Darkside is an abstract drama (you don't get too many of those on Radio 2) inspired by the album, peopled by figures from a philosopher's thought experiments come to life – a boy who died so a trainload of people could live, a fat bloke whose demise saved three thin balloonists, and so on. It was clever and funny –the philosopher, played by Rufus Sewell, is also a superhero, Ethics Man – and fitted the music perfectly.
It makes for an extremely lively primer on moral philosophy, and its themes are grand: what is the greater good, can there be true altruism, are we as a race capable of redemption? Oh, and what the hell have we done to our planet? As Emily, the heroine, puts it, "Did we start off good and couldn't keep it up or did we start off bad and this is as far as we've got learning to be good?" We can act kindly, she decides.
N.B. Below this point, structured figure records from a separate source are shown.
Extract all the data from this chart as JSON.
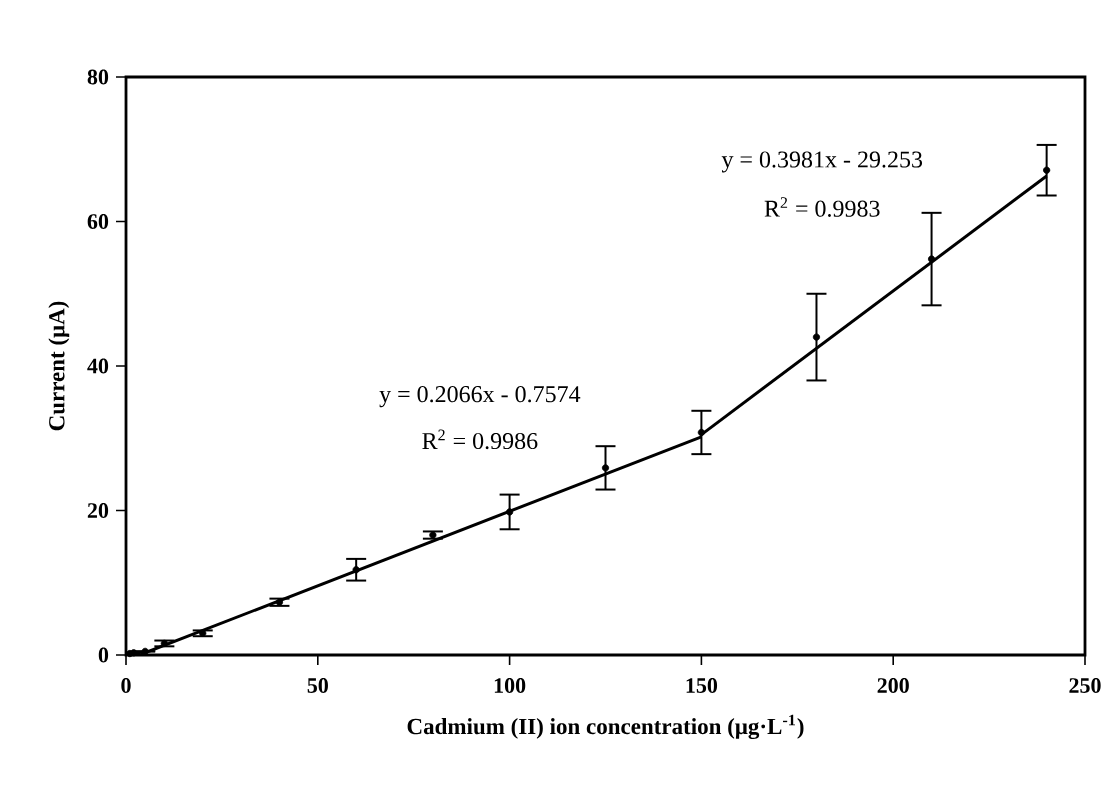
{
  "chart_data": {
    "type": "scatter",
    "xlabel": "Cadmium (II) ion concentration (μg·L$^{-1}$)",
    "ylabel": "Current  (μA)",
    "xlim": [
      0,
      250
    ],
    "ylim": [
      0,
      80
    ],
    "xticks": [
      0,
      50,
      100,
      150,
      200,
      250
    ],
    "yticks": [
      0,
      20,
      40,
      60,
      80
    ],
    "grid": false,
    "series": [
      {
        "marker": "circle",
        "color": "#000000",
        "x": [
          1,
          2,
          5,
          10,
          20,
          40,
          60,
          80,
          100,
          125,
          150,
          180,
          210,
          240
        ],
        "values": [
          0.2,
          0.3,
          0.5,
          1.6,
          3.0,
          7.3,
          11.8,
          16.6,
          19.8,
          25.9,
          30.8,
          44.0,
          54.8,
          67.1
        ],
        "errors": [
          null,
          null,
          null,
          0.4,
          0.4,
          0.5,
          1.5,
          0.5,
          2.4,
          3.0,
          3.0,
          6.0,
          6.4,
          3.5
        ]
      },
      {
        "type": "line",
        "marker": "none",
        "line_style": "solid",
        "color": "#000000",
        "x": [
          4,
          150
        ],
        "values": [
          0.1,
          30.2
        ]
      },
      {
        "type": "line",
        "marker": "none",
        "line_style": "solid",
        "color": "#000000",
        "x": [
          150,
          240
        ],
        "values": [
          30.5,
          66.3
        ]
      }
    ],
    "annotations": [
      "y = 0.2066x - 0.7574",
      "R$^{2}$ = 0.9986",
      "y = 0.3981x - 29.253",
      "R$^{2}$ = 0.9983"
    ]
  }
}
We are instinctively unselfish. But when we live for trickery and gain we turn against nature. Sounds spot-on to me.
Hits as big as Dark Side ... are notoriously hard to follow (though Floyd didn't do too badly) and can become massive millstones. Peter Paphides chose another metaphor for his neat investigation of what can happen in the wake of career-defining records, in How I Learned To Stop Worrying And Love My Albatross (****).
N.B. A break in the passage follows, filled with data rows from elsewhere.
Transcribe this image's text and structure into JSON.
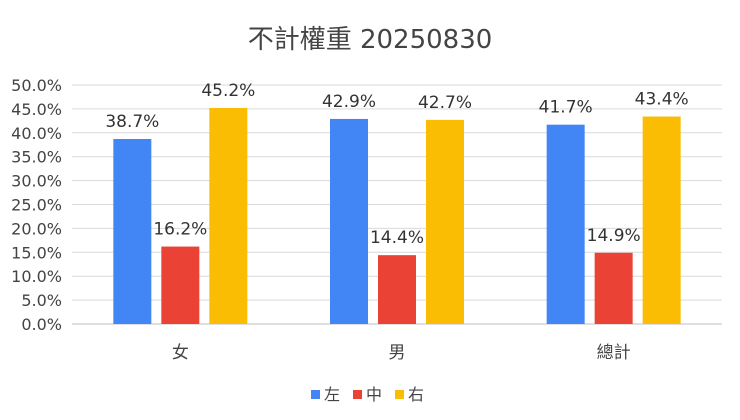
{
  "chart_data": {
    "type": "bar",
    "title": "不計權重 20250830",
    "xlabel": "",
    "ylabel": "",
    "categories": [
      "女",
      "男",
      "總計"
    ],
    "series": [
      {
        "name": "左",
        "color": "#4285F4",
        "values": [
          38.7,
          42.9,
          41.7
        ]
      },
      {
        "name": "中",
        "color": "#EA4335",
        "values": [
          16.2,
          14.4,
          14.9
        ]
      },
      {
        "name": "右",
        "color": "#FBBC04",
        "values": [
          45.2,
          42.7,
          43.4
        ]
      }
    ],
    "ylim": [
      0,
      50
    ],
    "yticks": [
      "0.0%",
      "5.0%",
      "10.0%",
      "15.0%",
      "20.0%",
      "25.0%",
      "30.0%",
      "35.0%",
      "40.0%",
      "45.0%",
      "50.0%"
    ],
    "data_labels": [
      [
        "38.7%",
        "42.9%",
        "41.7%"
      ],
      [
        "16.2%",
        "14.4%",
        "14.9%"
      ],
      [
        "45.2%",
        "42.7%",
        "43.4%"
      ]
    ],
    "grid": true,
    "legend_position": "bottom"
  }
}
He used Elizabeth Kübler-Ross's five stages of grief as a model to quiz the likes of Ralph "Streets of London" McTell, Clare "Happy Birthday" Grogan and Mike "Womble" Batt on life after The Big One. Grogan was helped by the fact that her band, Altered Images, had insisted that their roadie was signed to the label on the same terms as them, and so still gets all the royalties that they do. "There's something very healing about that," she said. Ah, altruism – Stoppard would surely approve.